During the fourth quarter of 2017, the remaining unamortized deferred financing fees on the Senior Notes of $7.5 million were written off and included as an expense within reorganization items on the consolidated statements of comprehensive income (loss).
Convertible Notes
In October 2012, the Company closed on a registered underwritten public offering of $290 million aggregate principal amount of Convertible Notes. The Convertible Notes pay interest semi-annually on May 1 and November 1, commencing on May 1, 2013, at a rate of 4.50% per annum, and were scheduled to mature on November 1, 2019. The outstanding principal balance of the Convertible Notes was $242.5 million at December 31, 2017.
At December 31, 2017, the outstanding balance of Convertible Notes and related accrued interest of $6.4 million were included in liabilities subject to compromise on the consolidated balance sheets. On February 9, 2018, upon the WIMC Effective Date of the WIMC Prepackaged Plan, the Convertible Notes were canceled and each holder of a Convertible Notes claim received common stock and warrants. Refer to Note 25 for additional information.
During the year ended December 31, 2017, the Company recorded $21.0 million in interest expense related to its Convertible Notes, which included $10.1 million in amortization of discount.

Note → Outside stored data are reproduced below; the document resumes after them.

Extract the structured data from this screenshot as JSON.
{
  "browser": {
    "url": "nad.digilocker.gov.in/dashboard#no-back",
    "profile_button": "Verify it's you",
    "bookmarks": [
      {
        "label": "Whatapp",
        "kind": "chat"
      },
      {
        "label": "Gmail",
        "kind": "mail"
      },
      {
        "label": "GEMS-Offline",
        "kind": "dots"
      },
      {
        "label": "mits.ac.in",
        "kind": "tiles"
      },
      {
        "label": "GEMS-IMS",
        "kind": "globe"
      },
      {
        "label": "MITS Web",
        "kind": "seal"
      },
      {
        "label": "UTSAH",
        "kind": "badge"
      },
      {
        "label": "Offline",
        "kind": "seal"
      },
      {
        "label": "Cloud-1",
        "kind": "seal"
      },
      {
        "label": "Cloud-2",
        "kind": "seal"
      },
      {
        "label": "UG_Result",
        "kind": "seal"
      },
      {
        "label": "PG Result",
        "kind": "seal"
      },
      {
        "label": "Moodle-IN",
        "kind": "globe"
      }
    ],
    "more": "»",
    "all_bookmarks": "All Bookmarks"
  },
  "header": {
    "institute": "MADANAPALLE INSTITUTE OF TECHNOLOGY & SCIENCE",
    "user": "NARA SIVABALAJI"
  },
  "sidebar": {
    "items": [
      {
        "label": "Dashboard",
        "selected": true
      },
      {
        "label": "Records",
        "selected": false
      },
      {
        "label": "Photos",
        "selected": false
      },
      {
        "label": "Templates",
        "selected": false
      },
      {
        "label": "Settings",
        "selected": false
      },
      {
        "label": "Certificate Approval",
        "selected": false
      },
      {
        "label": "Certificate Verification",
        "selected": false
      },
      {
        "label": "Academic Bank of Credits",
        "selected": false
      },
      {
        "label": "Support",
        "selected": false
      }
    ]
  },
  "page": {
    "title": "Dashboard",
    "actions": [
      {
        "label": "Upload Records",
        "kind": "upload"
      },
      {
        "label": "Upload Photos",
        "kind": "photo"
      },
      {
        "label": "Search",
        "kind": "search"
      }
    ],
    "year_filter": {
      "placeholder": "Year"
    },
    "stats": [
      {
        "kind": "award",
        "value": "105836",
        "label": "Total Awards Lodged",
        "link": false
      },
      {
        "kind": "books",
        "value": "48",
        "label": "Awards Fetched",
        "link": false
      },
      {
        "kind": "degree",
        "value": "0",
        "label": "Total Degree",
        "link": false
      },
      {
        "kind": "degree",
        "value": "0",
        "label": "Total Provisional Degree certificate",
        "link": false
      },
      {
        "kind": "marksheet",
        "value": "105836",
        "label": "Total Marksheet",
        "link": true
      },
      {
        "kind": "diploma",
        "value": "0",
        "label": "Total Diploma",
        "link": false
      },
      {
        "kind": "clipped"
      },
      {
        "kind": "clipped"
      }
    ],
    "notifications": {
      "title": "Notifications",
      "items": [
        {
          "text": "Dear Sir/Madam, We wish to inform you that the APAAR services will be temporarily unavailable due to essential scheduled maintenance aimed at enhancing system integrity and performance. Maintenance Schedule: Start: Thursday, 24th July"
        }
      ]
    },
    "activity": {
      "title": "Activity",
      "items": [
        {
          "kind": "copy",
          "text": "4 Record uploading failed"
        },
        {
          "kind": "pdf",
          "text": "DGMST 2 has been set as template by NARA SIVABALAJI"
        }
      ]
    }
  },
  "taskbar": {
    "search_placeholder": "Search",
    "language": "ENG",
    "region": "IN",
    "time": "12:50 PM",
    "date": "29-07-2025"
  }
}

The effective interest rate of the liability component of the Convertible Notes, which includes the amortization of discount and debt issuance costs, was 10.0% for the year ended December 31, 2017.
During the fourth quarter of 2017, the remaining unamortized discount on the Convertible Notes of $24.6 million and remaining unamortized deferred financing fees on the Convertible Notes of $2.3 million were written off and included as an expense within reorganization items on the consolidated statements of comprehensive income (loss).
21. Mortgage-Backed Debt
Mortgage-backed debt consists of debt issued by the Residual and Non-Residual Trusts that have been consolidated by the Company. The mortgage-backed debt of the Residual Trusts was carried at amortized cost at December 31, 2017. In connection with the adoption of fresh start accounting effective February 9, 2018, the Company changed its method of accounting for mortgage-backed debt of the Residual Trusts to fair value. In November 2018, the Company sold its residual interests in the four remaining Residual Trusts and these trusts were deconsolidated. The mortgage-backed debt of the Non-Residual Trusts is carried at fair value.